5. Tourists' expenditures abroad are responsible for a further heavy demand for exchange. Whether it is because Americans are fonder of travel than the people of other countries or whether it is because of our more or less isolated position on the map, it is a fact that there are far more Americans traveling about in Europe than people belonging to any other nation. And the sums spent by American tourists in foreign lands annually aggregate a very large amount—‌possibly as much as $175,000,000—‌all of which has eventually to be covered by remittances of exchange from this side.

Then again there must be considered the expenditures of wealthy Americans who either live abroad entirely or else spend a large part of their time on the other side. During the past decade it has come about that every European city of any consequence has its "American Colony," a society no longer composed of poor art students or those whose residence abroad is not a matter of volition, but consisting now of many of the wealthiest Americans. By these expatriates money is spent extremely freely, their drafts on London and Paris requiring the frequent replenishment, by remittances of exchange from this side, of their bank balances at those points. Furthermore, there must be considered the great amounts of American capital transferred abroad by the marriage of wealthy American women with titled foreigners. Such alliances mean not only the transfer of large amounts of capital en bloc, but mean as well, usually, an annual remittance of a very large sum of money. No account of the money drained out of the country in this way is kept, of course, but it is an item which certainly runs up into the tens of millions.

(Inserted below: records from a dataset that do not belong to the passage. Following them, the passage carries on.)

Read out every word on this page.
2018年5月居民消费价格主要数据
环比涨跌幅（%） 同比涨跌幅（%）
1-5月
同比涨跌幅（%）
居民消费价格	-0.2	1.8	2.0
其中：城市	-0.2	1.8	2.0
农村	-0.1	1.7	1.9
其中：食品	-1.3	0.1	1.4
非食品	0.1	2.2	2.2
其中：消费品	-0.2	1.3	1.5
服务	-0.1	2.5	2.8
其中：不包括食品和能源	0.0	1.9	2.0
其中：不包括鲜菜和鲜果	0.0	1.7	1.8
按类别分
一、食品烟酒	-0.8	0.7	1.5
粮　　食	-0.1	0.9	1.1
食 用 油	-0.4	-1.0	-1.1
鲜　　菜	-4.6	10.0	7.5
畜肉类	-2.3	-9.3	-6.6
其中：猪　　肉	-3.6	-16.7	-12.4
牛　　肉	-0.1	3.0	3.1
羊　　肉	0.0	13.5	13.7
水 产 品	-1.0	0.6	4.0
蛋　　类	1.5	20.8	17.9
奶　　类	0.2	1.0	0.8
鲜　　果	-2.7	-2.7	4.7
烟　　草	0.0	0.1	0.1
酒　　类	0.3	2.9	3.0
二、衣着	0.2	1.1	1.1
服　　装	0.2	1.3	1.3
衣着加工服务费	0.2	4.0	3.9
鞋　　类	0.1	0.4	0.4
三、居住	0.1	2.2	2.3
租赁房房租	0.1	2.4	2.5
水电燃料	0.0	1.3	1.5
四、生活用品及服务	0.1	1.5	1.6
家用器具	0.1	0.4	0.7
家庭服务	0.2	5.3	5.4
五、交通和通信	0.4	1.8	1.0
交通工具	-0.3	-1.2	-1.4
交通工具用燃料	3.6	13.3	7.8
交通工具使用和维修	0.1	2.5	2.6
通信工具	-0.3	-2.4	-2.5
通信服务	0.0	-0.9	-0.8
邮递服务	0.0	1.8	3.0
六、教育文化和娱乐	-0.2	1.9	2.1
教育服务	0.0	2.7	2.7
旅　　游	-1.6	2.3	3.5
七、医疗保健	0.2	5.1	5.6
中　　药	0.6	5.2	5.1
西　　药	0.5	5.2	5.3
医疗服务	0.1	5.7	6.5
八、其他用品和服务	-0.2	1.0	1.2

6. Lastly, there is the demand for exchange originating from the paying off of the short-term loans which European bankers so continuously make in the American market. There is never a time nowadays when London and Paris are lending American bankers less than $100,000,000 on 60 or 90 day bills, while the total frequently runs up to three or four times that amount. The sum of these floating loans is, indeed, changing all the time, a circumstance which in itself is responsible for a demand for very great amounts of foreign exchange.

Take, for instance, the amount of French and English capital employed in this market in the form of short-term loans; $250,000,000 is probably a fair estimate of the average amount, and 90 days a fair estimate of the average time the loans run before being paid off or renewed. That means that the quarter of a billion dollars of floating indebtedness is "turned over" four times a year and that means that every year the rearrangement of these loans gives rise to a demand for a billion dollars' worth of foreign exchange. These loaning operations, it must be understood, both originate exchange and create a demand for it. They are mentioned, therefore, in the preceding chapter, as one of the sources from which exchange originates, and now as one of the sources from which, during the course of every year, springs a demand for a very great quantity of exchange.

The six sources of demand for exchange, then, are for the payment for imports; for securities purchased abroad; for the remitting abroad of interest on foreign capital invested here and the money which foreigners in this country send home; for remitting freight and insurance profits earned by foreign companies here; for tourists' expenses abroad; and lastly, for the paying off of foreign loans. From these sources spring practically all the demand for exchange. In the last chapter there were set forth the principal sources of supply. With a clear understanding of where exchange comes from and of where it goes, it ought now to be possible for the student of the subject to grasp the causes which bear on the movement of exchange rates. That subject will accordingly be taken up in the next chapter.